13\\About Tape

493 83 5
                                    

▪︎▪︎▪︎

Ups! Gambar ini tidak mengikuti Pedoman Konten kami. Untuk melanjutkan publikasi, hapuslah gambar ini atau unggah gambar lain.

▪︎▪︎▪︎

"OKE SATU, dua, tiga. Aku mulai ya."

Hyunjin mengatur ketinggian tripod agar cocok dengan posisi Jisung. Ia berusaha duduk walau lemah, kasur disetel Hyunjin sehingga ia dapat duduk dengan nyaman, walau tak senyaman dulu pastinya. Jisung mengamati sekitar, kamar yang telah ia naungi selama sebulan--mungkin lebih, entahlah Jisung tak ingat kapan tepatnya ia masuk. Yang ia tahu hanyalah waktu berlalu, detik-detik menghampiri, tubuhnya semakin lemah--lemah sekali, beberapa kali ia berusaha makan dengan kedua tangannya sendiri dan selalu berakhir piring jatuh menumpahkan segala isinya, ini membuatnya sadar; tangannya takkan mampu memegang kuas lagi--dan semakin kurus sekarang berupa tulang berbalutan kulit yang menunggu ajal datang menumpaskan.

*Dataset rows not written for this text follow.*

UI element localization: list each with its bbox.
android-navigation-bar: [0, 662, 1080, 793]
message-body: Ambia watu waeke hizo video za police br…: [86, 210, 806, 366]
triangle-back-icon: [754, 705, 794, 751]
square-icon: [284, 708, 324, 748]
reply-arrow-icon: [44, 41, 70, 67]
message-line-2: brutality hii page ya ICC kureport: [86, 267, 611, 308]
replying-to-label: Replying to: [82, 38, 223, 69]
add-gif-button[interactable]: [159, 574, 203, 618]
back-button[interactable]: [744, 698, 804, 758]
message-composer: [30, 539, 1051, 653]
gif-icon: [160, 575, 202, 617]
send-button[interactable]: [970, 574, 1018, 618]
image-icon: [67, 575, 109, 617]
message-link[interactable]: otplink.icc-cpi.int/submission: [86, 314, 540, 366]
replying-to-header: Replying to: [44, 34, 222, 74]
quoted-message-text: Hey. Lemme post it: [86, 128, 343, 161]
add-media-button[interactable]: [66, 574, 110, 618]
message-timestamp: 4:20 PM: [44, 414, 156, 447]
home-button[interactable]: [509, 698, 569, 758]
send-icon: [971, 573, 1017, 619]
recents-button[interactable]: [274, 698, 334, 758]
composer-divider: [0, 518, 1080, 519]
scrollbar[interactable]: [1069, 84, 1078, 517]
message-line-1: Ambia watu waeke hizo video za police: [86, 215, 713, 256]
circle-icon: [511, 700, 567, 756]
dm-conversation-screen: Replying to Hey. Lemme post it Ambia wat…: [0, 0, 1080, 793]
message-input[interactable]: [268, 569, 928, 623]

Hatinya mencelos tatkala memikirkannya, lukisan terakhirnya "My Sunshine--Matahariku" hanya butuh sentuhan terakhir, seharusnya ia telah menyelesaikannya sebelum ia menanjak ke ruang putih ini--namun, lagi-lagi serangan panik membawanya kali ini diiringi lontaran dokter yang berujar, "Ia takkan bertahan lama lagi"--dan napas Jisung tersekat mendengarnya, melupakan cara menarik oksigen dan mengeluarkan karbon dioksida seketika. Ia tahu ini akan terjadi. Ia mengetahuinya. Dan ia mengira ia telah menerimanya. Sekarang sekon-sekon berlalu takkan mampu berhenti dan ia terhenyak tatkala mengetahui kematian semakin dekat. Ketakutan menguasainya. Benar kata Hyunjin, ia tak siap pergi. Ia masih ingin bersama ibu: menikmati setiap belai kasih sayangnya. Ia masih ingin bersama Hyunjin: sahabat seperjuangnya, mereka telah melewati masa-masa kesulitan bersama--walau pada akhirnya Jisung melarikan diri, tetapi kini ia tak tega membiarkan Hyunjin menanggung beban yang sama. Ia masih ingin bertemu Seungmin: berujar bahwa ia baik-baik saja dan takkan pernah meninggalkannya lagi.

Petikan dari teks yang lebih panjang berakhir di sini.